Happy New Year from PulpFest

Jan 1, 2016 by

Love Story 38-12-31

Ring in the new year by planning to join PulpFest 2016! You’ll be as content as the two lovebirds featured on Modest Stein’s cover to the December 31, 1938 issue of Street & Smith’s LOVE STORY MAGAZINE.

Although the Munsey group published the first specialized pulp magazines — beginning with THE RAILROAD MAN’S MAGAZINE in 1906, followed by THE OCEAN in 1907 — both pulps were a mixture of fact and fiction. It would be up to Street & Smith to originate the specialized pulp-fiction magazine in the fall of 1915 when it introduced DETECTIVE STORY MAGAZINE to the reading public.

Originally published twice a month, DETECTIVE STORY became a weekly before the end of its second year of publication. Despite its great success, the new pulp did not immediately inspire many imitators. It would be up to Street & Smith itself to develop the trend: WESTERN STORY MAGAZINE arrived in 1919, followed by LOVE STORY in 1921, SEA STORIES in 1922, and SPORT STORY MAGAZINE in 1923. It was not until 1924 that the single-genre fiction pulp would start to take off as other publishers began to release their own specialty pulps.
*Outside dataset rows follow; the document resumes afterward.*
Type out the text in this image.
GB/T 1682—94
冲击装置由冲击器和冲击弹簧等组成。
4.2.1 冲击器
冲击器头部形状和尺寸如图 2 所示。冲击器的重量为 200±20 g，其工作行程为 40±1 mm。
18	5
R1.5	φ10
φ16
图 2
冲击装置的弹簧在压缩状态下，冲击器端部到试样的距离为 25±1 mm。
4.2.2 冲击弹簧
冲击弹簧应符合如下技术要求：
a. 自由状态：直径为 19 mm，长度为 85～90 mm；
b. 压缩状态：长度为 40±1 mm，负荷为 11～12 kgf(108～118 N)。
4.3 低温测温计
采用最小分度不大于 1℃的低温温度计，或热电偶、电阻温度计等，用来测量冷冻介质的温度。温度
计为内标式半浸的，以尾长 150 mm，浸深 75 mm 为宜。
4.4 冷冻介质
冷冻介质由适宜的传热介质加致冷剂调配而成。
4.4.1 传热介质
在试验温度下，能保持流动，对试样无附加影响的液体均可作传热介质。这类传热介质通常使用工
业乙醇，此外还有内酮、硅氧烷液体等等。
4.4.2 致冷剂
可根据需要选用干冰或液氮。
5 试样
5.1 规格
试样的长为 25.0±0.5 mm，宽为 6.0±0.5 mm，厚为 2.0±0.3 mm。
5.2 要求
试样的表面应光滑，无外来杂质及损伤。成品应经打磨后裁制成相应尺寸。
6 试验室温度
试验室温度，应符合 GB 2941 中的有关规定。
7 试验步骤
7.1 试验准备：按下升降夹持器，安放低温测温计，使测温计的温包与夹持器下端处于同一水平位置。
In 2016, PulpFest will be saluting one-hundred years of the specialty pulp with presentations on the development of the pulp western and the romance pulps. Join us at the Hyatt Regency Columbus from  July 21 – 24, 2016 for a look at these fascinating magazines. It should be a very special convention! Stay tuned to www.pulpfest.com to learn more about “Summer’s AMAZING Pulp Con.” We’ll be offering an argosy of special announcements in the weeks to come.

(Modest Stein began contributing covers to the pulp market in 1910, selling to both the Munsey and Street & Smith chains. By the twenties, he was largely employed by the latter, painting covers for ASTOUNDING SCIENCE FICTION, CLUES, CRIME BUSTERS, DOC SAVAGE, FAR WEST ILLUSTRATED, LOVE STORY MAGAZINE, ROMANTIC RANGE, THE SHADOW, UNKNOWN, and other Street & Smith titles. Following the publisher’s 1949 exit from the pulp field, Stein worked predominantly as a portrait artist. He died in 1958.)